We will investigate the recent announcement of FedNow, a Federal Reserve instant payments service. We will elucidate what I see are the 7 key pillars that make up the CBDC system. In doing so we can watch how the process is unfolding with open eyes, and not be led astray into uninformed opinions. There is a global financial revolution occurring and we would do well to recognise it as it unfolds.
This article is a deep dive into CBDCs as they stand in Spring 2023, but also a launching off pad for deeper and more detailed researches on the topic.

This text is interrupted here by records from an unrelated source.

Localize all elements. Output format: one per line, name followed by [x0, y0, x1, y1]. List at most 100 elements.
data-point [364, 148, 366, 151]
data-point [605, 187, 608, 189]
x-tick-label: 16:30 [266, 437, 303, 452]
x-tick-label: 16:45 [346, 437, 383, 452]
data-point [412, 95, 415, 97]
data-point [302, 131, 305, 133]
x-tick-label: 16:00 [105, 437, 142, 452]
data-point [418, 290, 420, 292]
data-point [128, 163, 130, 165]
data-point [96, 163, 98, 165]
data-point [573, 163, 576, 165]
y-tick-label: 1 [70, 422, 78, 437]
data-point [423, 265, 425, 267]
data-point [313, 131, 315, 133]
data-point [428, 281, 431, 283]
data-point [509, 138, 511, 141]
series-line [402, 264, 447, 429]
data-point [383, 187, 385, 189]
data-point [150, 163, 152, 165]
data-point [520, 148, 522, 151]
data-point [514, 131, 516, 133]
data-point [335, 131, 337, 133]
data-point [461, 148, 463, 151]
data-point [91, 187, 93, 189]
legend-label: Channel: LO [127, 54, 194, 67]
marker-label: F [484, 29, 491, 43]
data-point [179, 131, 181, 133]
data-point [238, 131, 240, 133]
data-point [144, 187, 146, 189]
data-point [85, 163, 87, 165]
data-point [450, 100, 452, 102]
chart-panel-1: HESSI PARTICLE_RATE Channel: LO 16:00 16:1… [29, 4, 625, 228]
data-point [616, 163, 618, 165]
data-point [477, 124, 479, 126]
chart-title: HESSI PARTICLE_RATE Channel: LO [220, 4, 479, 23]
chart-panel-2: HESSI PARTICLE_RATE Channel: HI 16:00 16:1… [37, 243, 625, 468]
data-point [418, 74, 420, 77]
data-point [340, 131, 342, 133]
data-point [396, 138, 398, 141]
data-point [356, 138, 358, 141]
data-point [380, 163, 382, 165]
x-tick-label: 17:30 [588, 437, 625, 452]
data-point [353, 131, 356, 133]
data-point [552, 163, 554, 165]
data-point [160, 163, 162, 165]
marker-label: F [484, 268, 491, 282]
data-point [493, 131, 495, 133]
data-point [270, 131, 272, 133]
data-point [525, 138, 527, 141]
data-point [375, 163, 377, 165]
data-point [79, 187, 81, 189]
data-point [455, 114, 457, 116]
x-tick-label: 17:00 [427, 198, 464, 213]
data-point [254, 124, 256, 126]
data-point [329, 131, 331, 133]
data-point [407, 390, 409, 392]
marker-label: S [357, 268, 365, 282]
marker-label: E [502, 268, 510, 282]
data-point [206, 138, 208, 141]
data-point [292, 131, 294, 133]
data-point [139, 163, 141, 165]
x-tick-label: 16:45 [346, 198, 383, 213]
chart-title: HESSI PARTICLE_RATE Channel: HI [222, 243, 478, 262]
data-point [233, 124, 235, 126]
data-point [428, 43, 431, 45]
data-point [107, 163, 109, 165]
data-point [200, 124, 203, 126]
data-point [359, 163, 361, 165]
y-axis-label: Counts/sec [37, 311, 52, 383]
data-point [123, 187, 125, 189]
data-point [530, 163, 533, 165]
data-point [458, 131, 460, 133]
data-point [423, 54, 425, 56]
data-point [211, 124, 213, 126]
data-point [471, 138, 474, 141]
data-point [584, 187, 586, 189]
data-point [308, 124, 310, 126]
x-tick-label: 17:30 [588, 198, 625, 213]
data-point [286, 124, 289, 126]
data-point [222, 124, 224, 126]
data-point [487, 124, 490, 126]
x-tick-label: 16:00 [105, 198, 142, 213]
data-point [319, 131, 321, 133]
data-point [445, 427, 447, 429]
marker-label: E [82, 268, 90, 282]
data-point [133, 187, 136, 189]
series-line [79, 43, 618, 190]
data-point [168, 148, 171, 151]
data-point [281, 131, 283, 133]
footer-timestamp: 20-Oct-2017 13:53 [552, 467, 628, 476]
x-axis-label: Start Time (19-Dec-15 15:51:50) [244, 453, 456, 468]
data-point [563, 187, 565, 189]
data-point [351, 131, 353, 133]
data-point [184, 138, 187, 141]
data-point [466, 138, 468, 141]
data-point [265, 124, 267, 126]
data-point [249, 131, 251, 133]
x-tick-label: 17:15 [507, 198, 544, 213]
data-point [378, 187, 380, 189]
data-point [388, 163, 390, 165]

On March the 10th of 2023 the United States Federal Reserve announced the new stage of its FedNow instant payments system. They intend to launch the system in July following a period of certification from April. Although originally announced in 2019, this latest decree has caused a real stir in alternative media and crypto space, with many critics expressing a growing concerns about an emergent banking system, one based on CBDCs – Central Bank Digital Currencies. In this article we will journey through the landscape of modern currency innovations to investigate how far along the road to a CBDC system we are and what it might look like. We will also evaluate the claims by both central bank proponents and opponents. Along the way I will attempt to define as many of the terms in use to make clear what is often an obscure subject for the regular citizen.
We might as well start with a broad definition of a CBDC. A Central Bank Digital Currency is a digital central bank liability. A central bank is a nominally private institution. It is usually not directly a facet of the government – though still a national institution – and it controls a nation’s currency. The decisions it makes can fundamentally change the lives of many millions, and transform the political economy literally overnight. They decide how much and when to print a currency as well as the rate at which the currency inflates or deflates by setting interest rates. The central bank for America is known as the Federal Reserve Bank, and it was inculcated on Jekyll island in 1910 by a shady group of financial elites. That however is a story for another time.
What these central banks now propose in 2023 is a digital system, entirely based on computer networks, of liabilities and transfers. Liabilities by the way are simply debts or contracts – ‘I promise to pay the bearer of this note X or Y’. Originally these central bank liabilities were redeemable into real world assets like gold or silver, but steadily through the 20th century they found that they could slip out of this shackle. When Nixon decided to ‘temporarily pause’ the ability to convert dollars to gold in 1971, it signalled the end of the era of asset backed liabilities into the pure fiat system of today. A digital liability, a CBDC, would be a step further on this path; not backed by land, metal or any asset but simply backed by the word of an institution – ‘It is worth a Dollar because we say so’.